Last night we were treated to a dinner of the most beautiful rib eyes I have ever seen, grilled by my father. No one I know can grill meat better than him. Perhaps it's because I grew up on his food, but no restaurant I have ever been to has matched the flavors or the perfect degree of "doneness" that he brings inside from the grill. Last night he was using a Weber with 100 percent natural mesquite charcoal.
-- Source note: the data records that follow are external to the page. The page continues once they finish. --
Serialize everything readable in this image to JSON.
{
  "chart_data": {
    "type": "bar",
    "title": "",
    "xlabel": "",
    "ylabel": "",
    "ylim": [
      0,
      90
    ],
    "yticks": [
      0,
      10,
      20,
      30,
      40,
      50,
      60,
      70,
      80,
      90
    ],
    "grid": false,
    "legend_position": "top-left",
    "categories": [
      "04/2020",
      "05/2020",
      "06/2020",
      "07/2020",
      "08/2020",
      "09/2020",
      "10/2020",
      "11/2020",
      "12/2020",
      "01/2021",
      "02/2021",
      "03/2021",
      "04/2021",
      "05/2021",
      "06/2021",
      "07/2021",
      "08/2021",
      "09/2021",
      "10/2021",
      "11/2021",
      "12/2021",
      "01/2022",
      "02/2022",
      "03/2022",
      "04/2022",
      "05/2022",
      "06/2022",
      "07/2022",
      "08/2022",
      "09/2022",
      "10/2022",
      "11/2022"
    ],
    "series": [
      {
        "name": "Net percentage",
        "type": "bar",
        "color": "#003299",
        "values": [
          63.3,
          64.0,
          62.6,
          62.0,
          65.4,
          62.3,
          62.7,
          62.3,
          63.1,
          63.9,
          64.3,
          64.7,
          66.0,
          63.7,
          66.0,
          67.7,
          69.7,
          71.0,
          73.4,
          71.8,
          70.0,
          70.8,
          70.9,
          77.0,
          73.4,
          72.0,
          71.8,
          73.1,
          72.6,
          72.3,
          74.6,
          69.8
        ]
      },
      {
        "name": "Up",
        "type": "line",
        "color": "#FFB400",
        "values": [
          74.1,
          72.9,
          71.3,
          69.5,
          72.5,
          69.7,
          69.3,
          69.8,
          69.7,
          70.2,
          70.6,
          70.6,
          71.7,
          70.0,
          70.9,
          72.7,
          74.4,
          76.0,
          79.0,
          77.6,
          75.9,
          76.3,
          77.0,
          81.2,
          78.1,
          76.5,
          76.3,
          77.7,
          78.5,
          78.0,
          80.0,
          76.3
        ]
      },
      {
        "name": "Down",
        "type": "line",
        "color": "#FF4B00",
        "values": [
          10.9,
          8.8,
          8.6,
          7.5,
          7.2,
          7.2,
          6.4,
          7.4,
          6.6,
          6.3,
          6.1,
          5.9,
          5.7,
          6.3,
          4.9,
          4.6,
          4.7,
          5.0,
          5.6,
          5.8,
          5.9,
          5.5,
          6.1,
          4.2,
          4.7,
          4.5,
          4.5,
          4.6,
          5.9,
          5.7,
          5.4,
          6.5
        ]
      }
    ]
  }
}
When I feel compelled to take a picture of a piece of raw meat, you know dinner is going to be good. To make these guys "smothered" we sauteed vidalia onions and portobellos until caramelized. Just cut up some fresh produce and throw in tomatoes from the garden for a salad and dinner is served.
Smothered Rib Eyes
Serves 6
3 large, well-marbled rib eye steaks
2 vidalia onions
6 small portobellos (or three regular)
3 T olive oil
3 T balsamic vinegar
soy sauce for marinating
salt to taste
Drizzle the steaks with soy sauce and sprinkle with salt. Leave them to marinate for a few minutes while you heat up the grill. Slice the vidalia onions and portobellos into 1/4" to 1/2" pieces. Heat the olive oil in a large pan over medium heat, add the onions and saute for about five minutes before adding the mushrooms. Cook for an additional five minutes before adding the balsamic vinegar. Allow the mixture to hang out over low heat, stirring occasionally, while you grill the steaks (this process can be made much easier if you're inside taking care of the smothering, while dad is outside grilling and mom is getting the salad ready - I love family weekends). Once the steaks have reached your desired doneness. Bring them inside and let them sit for ten minutes before slicing in half and layering the smother on. Serve with salad and veggies and enjoy!